We maakten melding van het modernisme in de stedenbouw, dat in de twintigste eeuw gezorgd heeft voor een fysieke afstand tussen woon- en werkgebieden. En in een groeiende stad betekende dat vaak dat bedrijven het veld moesten ruimte voor woningen en naar de randen werden gedreven, of zelfs helemaal de stad uit. Dat is in Leiden ook zeker gebeurd. Voor bulkgoederen als hout en bouwstoffen is in de stad bijna geen ruimte meer. Vrij recent speelde de casus van houtbedrijf Noordman, dat overwoog om vanuit Leiden naar Amsterdam Westpoort te verkassen. Het is uiteindelijk (in 2020) Oegstgeest geworden. Maar de aanvoerlijn van 30 kilometer (Amsterdam-Leiden) voor een alledaags product als hout, had symbool kunnen staan voor de afstanden die de functiescheiding in het leven heeft geroepen. Functiescheiding zorgt voor volle wegen.

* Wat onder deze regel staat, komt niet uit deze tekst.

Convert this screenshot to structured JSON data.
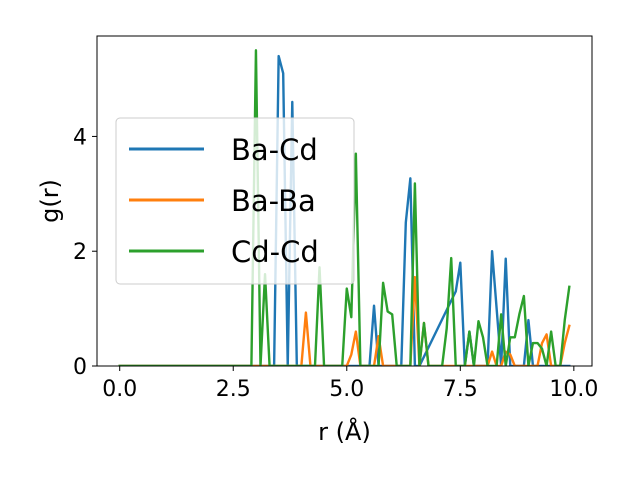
{
  "chart_data": {
    "type": "line",
    "title": "",
    "xlabel": "r (Å)",
    "ylabel": "g(r)",
    "xlim": [
      -0.5,
      10.4
    ],
    "ylim": [
      0,
      5.75
    ],
    "x_ticks": [
      0.0,
      2.5,
      5.0,
      7.5,
      10.0
    ],
    "x_tick_labels": [
      "0.0",
      "2.5",
      "5.0",
      "7.5",
      "10.0"
    ],
    "y_ticks": [
      0,
      2,
      4
    ],
    "y_tick_labels": [
      "0",
      "2",
      "4"
    ],
    "grid": false,
    "legend_position": "center-left",
    "series": [
      {
        "name": "Ba-Cd",
        "color": "#1f77b4",
        "x": [
          0.0,
          3.2,
          3.3,
          3.4,
          3.5,
          3.6,
          3.7,
          3.8,
          3.9,
          4.0,
          5.0,
          5.5,
          5.6,
          5.7,
          6.2,
          6.3,
          6.4,
          6.5,
          6.6,
          7.4,
          7.5,
          7.6,
          7.7,
          7.8,
          7.9,
          8.0,
          8.1,
          8.2,
          8.3,
          8.4,
          8.5,
          8.6,
          8.7,
          8.8,
          8.9,
          9.0,
          9.1,
          9.2,
          9.9
        ],
        "y": [
          0,
          0,
          0,
          0,
          5.4,
          5.1,
          0,
          4.6,
          0,
          0,
          0,
          0,
          1.05,
          0,
          0,
          2.5,
          3.27,
          0,
          0,
          1.3,
          1.8,
          0,
          0.6,
          0,
          0,
          0,
          0,
          2.0,
          1.0,
          0,
          1.87,
          0,
          0,
          0,
          0,
          0.8,
          0,
          0,
          0
        ]
      },
      {
        "name": "Ba-Ba",
        "color": "#ff7f0e",
        "x": [
          0.0,
          4.0,
          4.1,
          4.2,
          4.3,
          5.0,
          5.1,
          5.2,
          5.3,
          5.6,
          5.7,
          5.8,
          6.4,
          6.5,
          6.6,
          6.7,
          6.8,
          8.1,
          8.2,
          8.3,
          8.4,
          8.5,
          8.6,
          8.7,
          9.2,
          9.3,
          9.4,
          9.5,
          9.7,
          9.8,
          9.9
        ],
        "y": [
          0,
          0,
          0.93,
          0,
          0,
          0,
          0.2,
          0.6,
          0,
          0,
          0.52,
          0,
          0,
          1.55,
          0,
          0.75,
          0,
          0,
          0.25,
          0,
          0,
          0.25,
          0.2,
          0,
          0,
          0.4,
          0.55,
          0,
          0,
          0.4,
          0.7
        ]
      },
      {
        "name": "Cd-Cd",
        "color": "#2ca02c",
        "x": [
          0.0,
          2.9,
          3.0,
          3.1,
          3.2,
          3.3,
          3.4,
          3.5,
          4.3,
          4.4,
          4.5,
          4.9,
          5.0,
          5.1,
          5.2,
          5.3,
          5.7,
          5.8,
          5.9,
          6.0,
          6.1,
          6.2,
          6.4,
          6.5,
          6.6,
          6.7,
          6.8,
          7.1,
          7.2,
          7.3,
          7.4,
          7.5,
          7.6,
          7.7,
          7.8,
          7.9,
          8.0,
          8.1,
          8.2,
          8.3,
          8.4,
          8.5,
          8.6,
          8.7,
          8.8,
          8.9,
          9.0,
          9.1,
          9.2,
          9.3,
          9.4,
          9.5,
          9.6,
          9.7,
          9.8,
          9.9
        ],
        "y": [
          0,
          0,
          5.5,
          0,
          1.6,
          0,
          0,
          0,
          0,
          1.72,
          0,
          0,
          1.35,
          0.85,
          3.7,
          0,
          0,
          1.45,
          0.95,
          0.9,
          0,
          0,
          0,
          3.18,
          0,
          0.75,
          0,
          0,
          0.65,
          1.88,
          0,
          0,
          0,
          0.6,
          0,
          0.78,
          0.5,
          0,
          0,
          0,
          0.9,
          0,
          0.5,
          0.5,
          0.9,
          1.22,
          0,
          0.4,
          0.4,
          0.3,
          0,
          0.6,
          0,
          0,
          0.8,
          1.38
        ]
      }
    ]
  }
}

Met de 15-minuten stad is het einde van die functiescheiding wel in zicht. Vanuit dat ‘dorpse’ motief bekeken, heeft Leiden een grote opgave: kwaliteit toevoegen aan terreinen als waren ze een verblijfs- en woongebied en werkplekken toevoegen aan woonwijken om ze ook overdag tot leven te wekken en ze functioneel wat completer te maken. Maar de praktijk is weerbarstig. Zo heeft Leiden een ‘verstedelijkingsopgave’. Die opgave is uitgedrukt in aantallen huizen: 8500 nieuwe woningen tot 2030. Dat is niet handig. Je moet met Jan Gehl op zak geen huizen willen bouwen, maar wijken. En een wijk zonder werkplekken en zonder handel, is geen wijk.
Het is in een eerste proef van de verstedelijking als de Lammenschansdriehoek nu al duidelijk waar over tien jaar flink over geklaagd zal worden: ‘er is niks te doen’. Terwijl een groot deel van de nieuwe stedelingen niet wil leven met strikte scheidingen, maar juist met verbindingen: werken met hoofd èn hand, wonen met voorzieningen in de plint of om de hoek, enzovoort. Corona heeft die verbinding sterk geprikkeld. Met al dat thuiswerken is een woonwijk een kantoorwijk in vermomming geworden.
Het gaat, met andere woorden, in een kennisstad met een hoge dichtheid niet meer om ofwel wonen, ofwel werken, maar om slimme combinaties. Groene singels, horeca, kindervang en fitness in de werklandschappen, verzamelgebouwen en magazijnruimte in de woonlandschappen. Daarmee ondersteun je zowel de toenemende kennisintensiteit van de economie als de woonwensen van de nieuwe stedelingen.
Het vergt wel een reusachtige inspanning van de ontwerpers, de ontwikkelaars en hun opdrachtgevers.